Racing game: determining positions

I haven’t yet found a living post (that is, one that has non-dead links) that answers this, so I’ll ask it here: What kind of options do I have for giving a racing game a position system? It’d be nice to have a solution that doesn’t depend on specific parts of another game, so I’m not limited in implementing it.

On page 5, saluk gave me a perfect explanation of how it could be done. Its just a set of collision check points put around the track(basically a large plane which has been duplicated a few times in edit mode.), and then you use a simple mathmatical formula to calculate the place for each vehicle.

It took awhile to implement and to get working, but once it did, it worked perfectly.

You can see how I did it in the actual game blends which can be found in this thread… http://blenderartists.org/forum/showthread.php?t=70379

Hope this helps!

Hmm… The idea definately shows promise. However, I’m worried about what happens when two cars are close to each other. Because they both touched the same checkpoint last, wouldn’t they be considered “tied”, even if one is obviously ahead of the other?

When two cars are between the same pair of check points, you can do an additional calculation to determine which one is in front of the other.

A simple scheme is to calculate which car is closer to the next check point, although this might still sometimes fail.

A somewhat improved scheme calculates each car’s projection on the line segment between the two checkpoints, assuming on a curved track you place them close enough to each other.

Here is Python code to calculate the length (d) of the projection:

``````
u1 = checkpoint1.getPosition()  #previous check point
u0 =  checkpoint0.getPosition() #next check point
p1 = car.getPosition()

u = [u1[0] - u0[0], u1[1] - u0[1], u1[2] - u0[2]] #vector between check points
p = [p1[0] - u0[0], p1[1] - u0[1], p1[2] - u0[2]] #vector between car and previous checkpoint
d = (u[0]*p[0] + u[1]*p[1] + u[2]*p[2])/sqrt(u[0]*u[0] + u[1]*u[1] + u[2]*u[2])

``````

The last line will make sense only if you know a bit of vectors.
Form trig:
d = |p|cos alpha,
with alpha the angle between the two vectors u and p. But
cos alpha = u dot p / (|u||p|), so

d = |p|u dot p / (|u||p|)
= u dot p /|u|

The following is a very crude picture of this (I would upload a proper image, but we cannot FTP today…

``````
p1 (car
/|
/ |
p  /  |
/_d_|____________
u0          u          u1

``````

The angle between p and u is alpha, p1 is where the car is, and u0 and u1 are thwe two checkpoints.
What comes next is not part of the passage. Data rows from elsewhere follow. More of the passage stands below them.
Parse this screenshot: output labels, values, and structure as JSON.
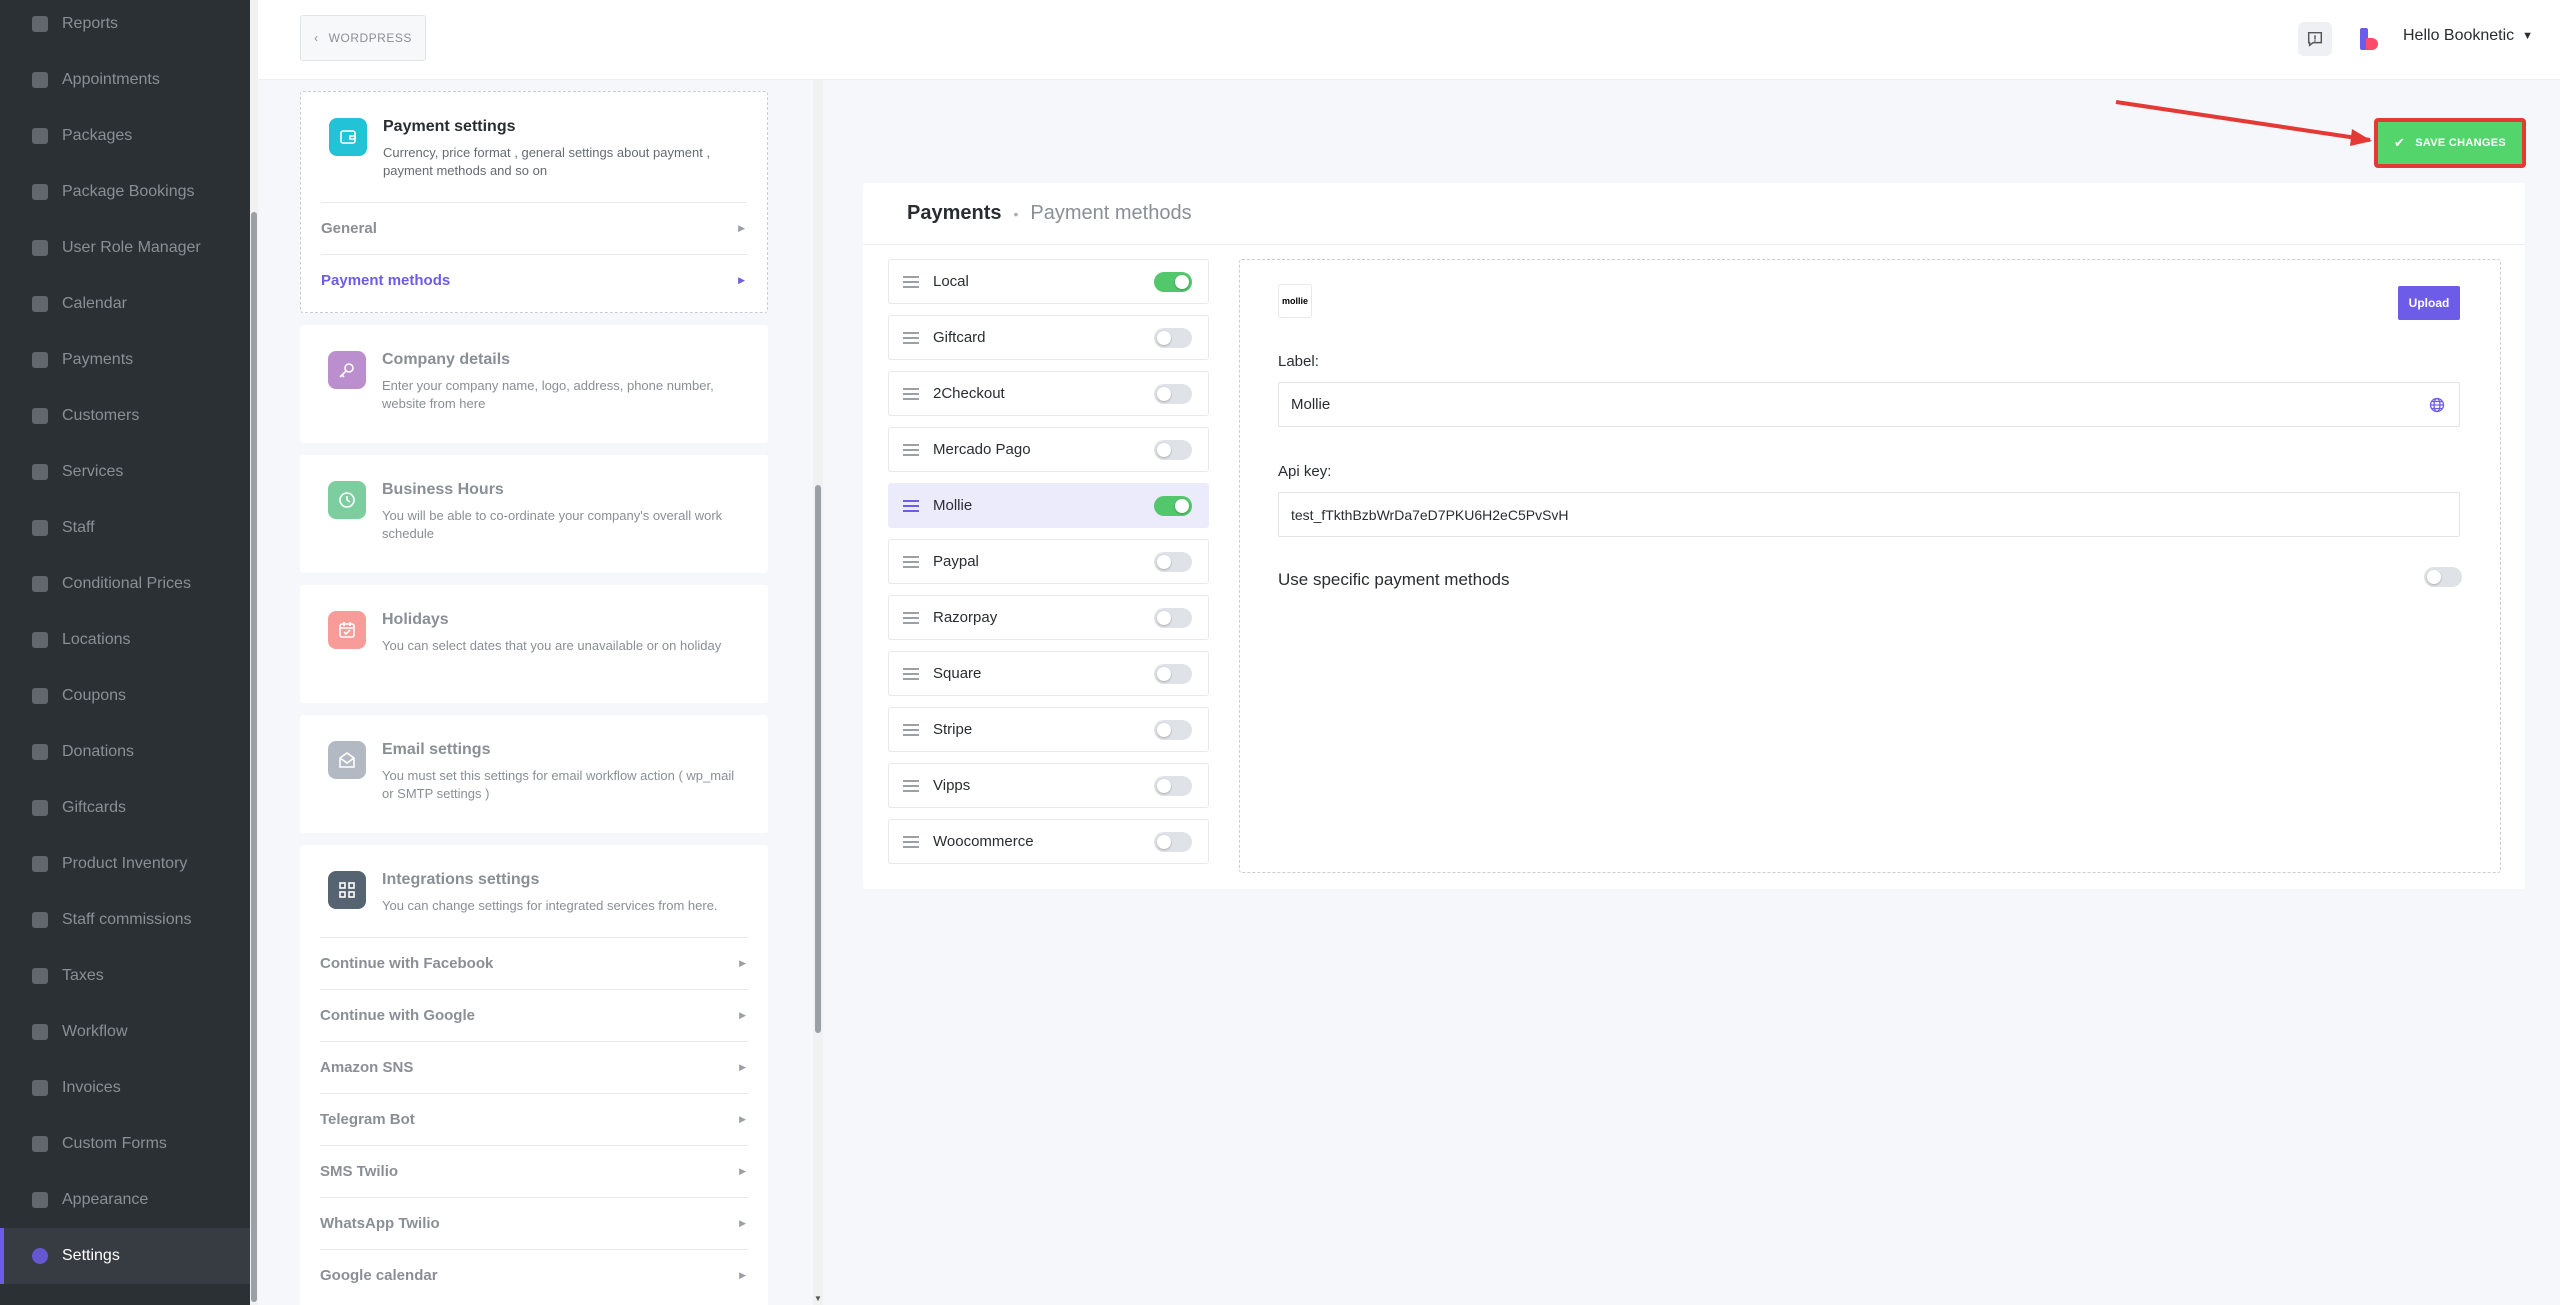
{
  "sidebar": {
    "items": [
      {
        "label": "Reports",
        "icon": "chart-icon"
      },
      {
        "label": "Appointments",
        "icon": "clock-icon"
      },
      {
        "label": "Packages",
        "icon": "box-icon"
      },
      {
        "label": "Package Bookings",
        "icon": "package-bookings-icon"
      },
      {
        "label": "User Role Manager",
        "icon": "user-role-icon"
      },
      {
        "label": "Calendar",
        "icon": "calendar-icon"
      },
      {
        "label": "Payments",
        "icon": "credit-card-icon"
      },
      {
        "label": "Customers",
        "icon": "users-icon"
      },
      {
        "label": "Services",
        "icon": "list-icon"
      },
      {
        "label": "Staff",
        "icon": "user-icon"
      },
      {
        "label": "Conditional Prices",
        "icon": "cursor-icon"
      },
      {
        "label": "Locations",
        "icon": "location-icon"
      },
      {
        "label": "Coupons",
        "icon": "tag-icon"
      },
      {
        "label": "Donations",
        "icon": "donation-icon"
      },
      {
        "label": "Giftcards",
        "icon": "gift-icon"
      },
      {
        "label": "Product Inventory",
        "icon": "inventory-icon"
      },
      {
        "label": "Staff commissions",
        "icon": "commission-icon"
      },
      {
        "label": "Taxes",
        "icon": "percent-icon"
      },
      {
        "label": "Workflow",
        "icon": "workflow-icon"
      },
      {
        "label": "Invoices",
        "icon": "invoice-icon"
      },
      {
        "label": "Custom Forms",
        "icon": "form-icon"
      },
      {
        "label": "Appearance",
        "icon": "brush-icon"
      },
      {
        "label": "Settings",
        "icon": "gear-icon",
        "active": true
      }
    ]
  },
  "topbar": {
    "back_label": "WORDPRESS",
    "user_greeting": "Hello Booknetic"
  },
  "settings_cards": {
    "payment": {
      "title": "Payment settings",
      "desc": "Currency, price format , general settings about payment , payment methods and so on",
      "sub_general": "General",
      "sub_methods": "Payment methods"
    },
    "company": {
      "title": "Company details",
      "desc": "Enter your company name, logo, address, phone number, website from here"
    },
    "hours": {
      "title": "Business Hours",
      "desc": "You will be able to co-ordinate your company's overall work schedule"
    },
    "holidays": {
      "title": "Holidays",
      "desc": "You can select dates that you are unavailable or on holiday"
    },
    "email": {
      "title": "Email settings",
      "desc": "You must set this settings for email workflow action ( wp_mail or SMTP settings )"
    },
    "integrations": {
      "title": "Integrations settings",
      "desc": "You can change settings for integrated services from here.",
      "items": [
        "Continue with Facebook",
        "Continue with Google",
        "Amazon SNS",
        "Telegram Bot",
        "SMS Twilio",
        "WhatsApp Twilio",
        "Google calendar"
      ]
    }
  },
  "toolbar": {
    "save_label": "SAVE CHANGES"
  },
  "main": {
    "title": "Payments",
    "subtitle": "Payment methods",
    "gateways": [
      {
        "name": "Local",
        "enabled": true
      },
      {
        "name": "Giftcard",
        "enabled": false
      },
      {
        "name": "2Checkout",
        "enabled": false
      },
      {
        "name": "Mercado Pago",
        "enabled": false
      },
      {
        "name": "Mollie",
        "enabled": true,
        "selected": true
      },
      {
        "name": "Paypal",
        "enabled": false
      },
      {
        "name": "Razorpay",
        "enabled": false
      },
      {
        "name": "Square",
        "enabled": false
      },
      {
        "name": "Stripe",
        "enabled": false
      },
      {
        "name": "Vipps",
        "enabled": false
      },
      {
        "name": "Woocommerce",
        "enabled": false
      }
    ],
    "detail": {
      "logo_text": "mollie",
      "upload_label": "Upload",
      "label_caption": "Label:",
      "label_value": "Mollie",
      "apikey_caption": "Api key:",
      "apikey_value": "test_fTkthBzbWrDa7eD7PKU6H2eC5PvSvH",
      "specific_label": "Use specific payment methods",
      "specific_enabled": false
    }
  },
  "colors": {
    "accent": "#6c5ce7",
    "save_green": "#53d56c",
    "annotation_red": "#e53935",
    "toggle_on": "#53c76b",
    "sidebar_bg": "#2b3035"
  }
}
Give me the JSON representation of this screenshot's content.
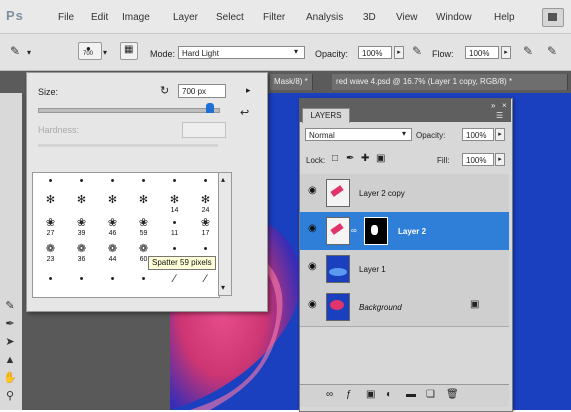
{
  "menu": {
    "logo": "Ps",
    "items": [
      "File",
      "Edit",
      "Image",
      "Layer",
      "Select",
      "Filter",
      "Analysis",
      "3D",
      "View",
      "Window",
      "Help"
    ]
  },
  "options": {
    "brush_size_small": "700",
    "mode_label": "Mode:",
    "mode_value": "Hard Light",
    "opacity_label": "Opacity:",
    "opacity_value": "100%",
    "flow_label": "Flow:",
    "flow_value": "100%"
  },
  "tabs": {
    "doc1": "Mask/8) *",
    "doc2": "red wave 4.psd @ 16.7% (Layer 1 copy, RGB/8) *"
  },
  "brush_picker": {
    "size_label": "Size:",
    "size_value": "700 px",
    "hardness_label": "Hardness:",
    "brushes": [
      {
        "num": ""
      },
      {
        "num": ""
      },
      {
        "num": ""
      },
      {
        "num": ""
      },
      {
        "num": ""
      },
      {
        "num": ""
      },
      {
        "num": ""
      },
      {
        "num": ""
      },
      {
        "num": ""
      },
      {
        "num": ""
      },
      {
        "num": "14"
      },
      {
        "num": "24"
      },
      {
        "num": "27"
      },
      {
        "num": "39"
      },
      {
        "num": "46"
      },
      {
        "num": "59"
      },
      {
        "num": "11"
      },
      {
        "num": "17"
      },
      {
        "num": "23"
      },
      {
        "num": "36"
      },
      {
        "num": "44"
      },
      {
        "num": "60"
      },
      {
        "num": "14"
      },
      {
        "num": "26"
      },
      {
        "num": ""
      },
      {
        "num": ""
      },
      {
        "num": ""
      },
      {
        "num": ""
      },
      {
        "num": ""
      },
      {
        "num": ""
      }
    ],
    "tooltip": "Spatter 59 pixels"
  },
  "layers": {
    "tab_label": "LAYERS",
    "blend_mode": "Normal",
    "opacity_label": "Opacity:",
    "opacity_value": "100%",
    "lock_label": "Lock:",
    "fill_label": "Fill:",
    "fill_value": "100%",
    "items": [
      {
        "name": "Layer 2 copy",
        "selected": false
      },
      {
        "name": "Layer 2",
        "selected": true
      },
      {
        "name": "Layer 1",
        "selected": false
      },
      {
        "name": "Background",
        "selected": false
      }
    ]
  },
  "colors": {
    "canvas_blue": "#1a3fbf",
    "selection_blue": "#2f7fd8",
    "panel_gray": "#d8d8d8"
  }
}
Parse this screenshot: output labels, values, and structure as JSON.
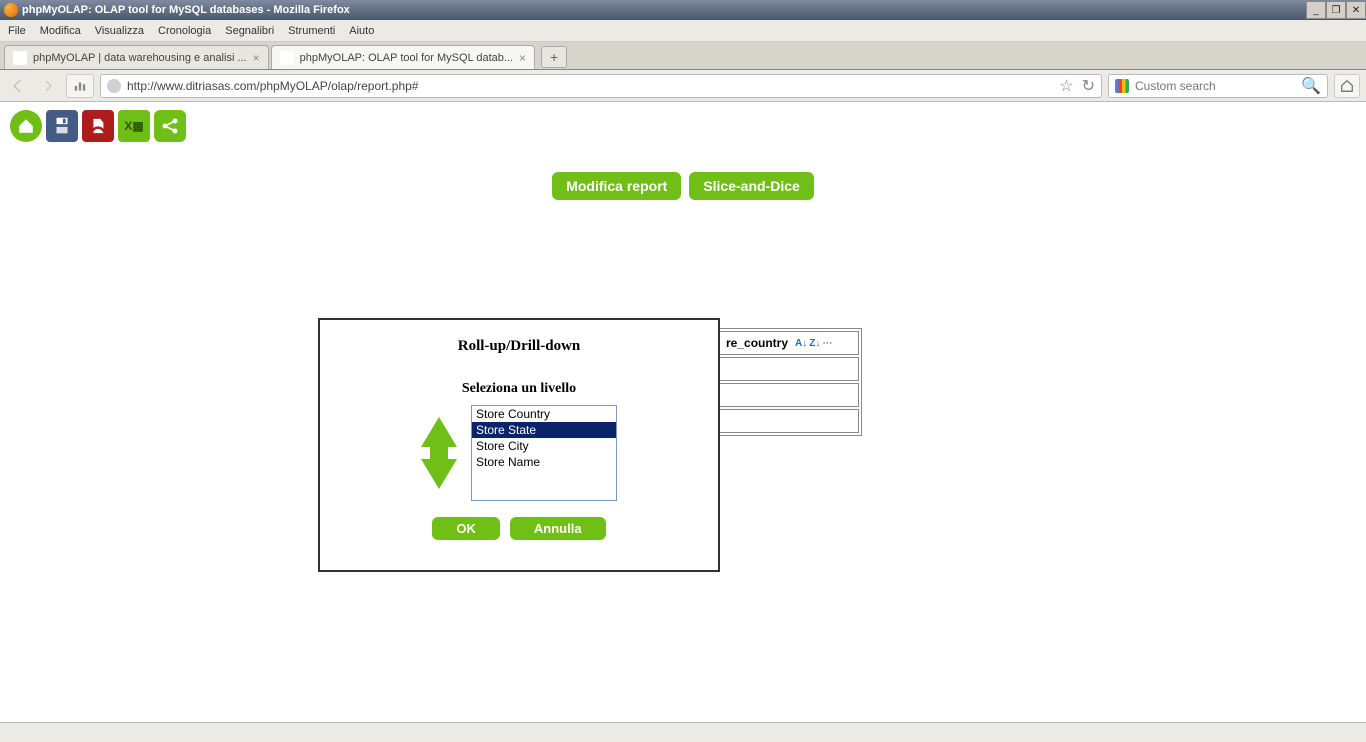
{
  "window": {
    "title": "phpMyOLAP: OLAP tool for MySQL databases - Mozilla Firefox"
  },
  "menubar": [
    "File",
    "Modifica",
    "Visualizza",
    "Cronologia",
    "Segnalibri",
    "Strumenti",
    "Aiuto"
  ],
  "tabs": [
    {
      "label": "phpMyOLAP | data warehousing e analisi ...",
      "active": false
    },
    {
      "label": "phpMyOLAP: OLAP tool for MySQL datab...",
      "active": true
    }
  ],
  "url": "http://www.ditriasas.com/phpMyOLAP/olap/report.php#",
  "searchbox_placeholder": "Custom search",
  "page": {
    "green_buttons": {
      "modify": "Modifica report",
      "slice": "Slice-and-Dice"
    },
    "data_header": "re_country",
    "dialog": {
      "title": "Roll-up/Drill-down",
      "subtitle": "Seleziona un livello",
      "levels": [
        "Store Country",
        "Store State",
        "Store City",
        "Store Name"
      ],
      "selected_index": 1,
      "ok": "OK",
      "cancel": "Annulla"
    }
  }
}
So you calculate d for each car, and see which one is bigger - that car is in front.

well, its not perfect, but it does the job.

If you have alot of checkpoints(I had like 20 something for my egypt track), then it will be relatively reliable.

Just make sure to have the last checkpoint right at the finishing line…that way, the person who is really in front will actually win in the end.

Okay. How would I get the checkpoint objects? I know I can do getObjectList(), but I don’t know what to do so that I get a list of all the checkpoints (they’re all called Checkpoint.0##) and only the checkpoints. As of right now, I only know that you can get a single object by adding its name in square brackets after the round brakets.

I’d use a list and a for loop. like

``````
checkpoints = ["OBcheck.001","OBcheck.002"]
for name in checkpoints:
obj = scene.getObjectList()[name]
obj.doSomething()

``````

But personally, and i really don’t know much about this. It seems like you’d have the checkpoint get the collision object and then save it to a GameLogic list, or a scoreboard.

I used a collision sensor. Each time the car ran into one checkpoint, it added to a global property(ie, last checkpoint hit, this would be needed to do the calculation too.). For the next checkpoint, the “last checkpoint hit” property had to equal a certain value for that checkpoint to register as being hit.(ie, after hitting checkpoint#1 the “last checkpoint hit” property would = 1, and checkpoint#2 would only register if that property equaled 1…that way, the player can turn around and drive backwards without the placement or lap counting screwing up.)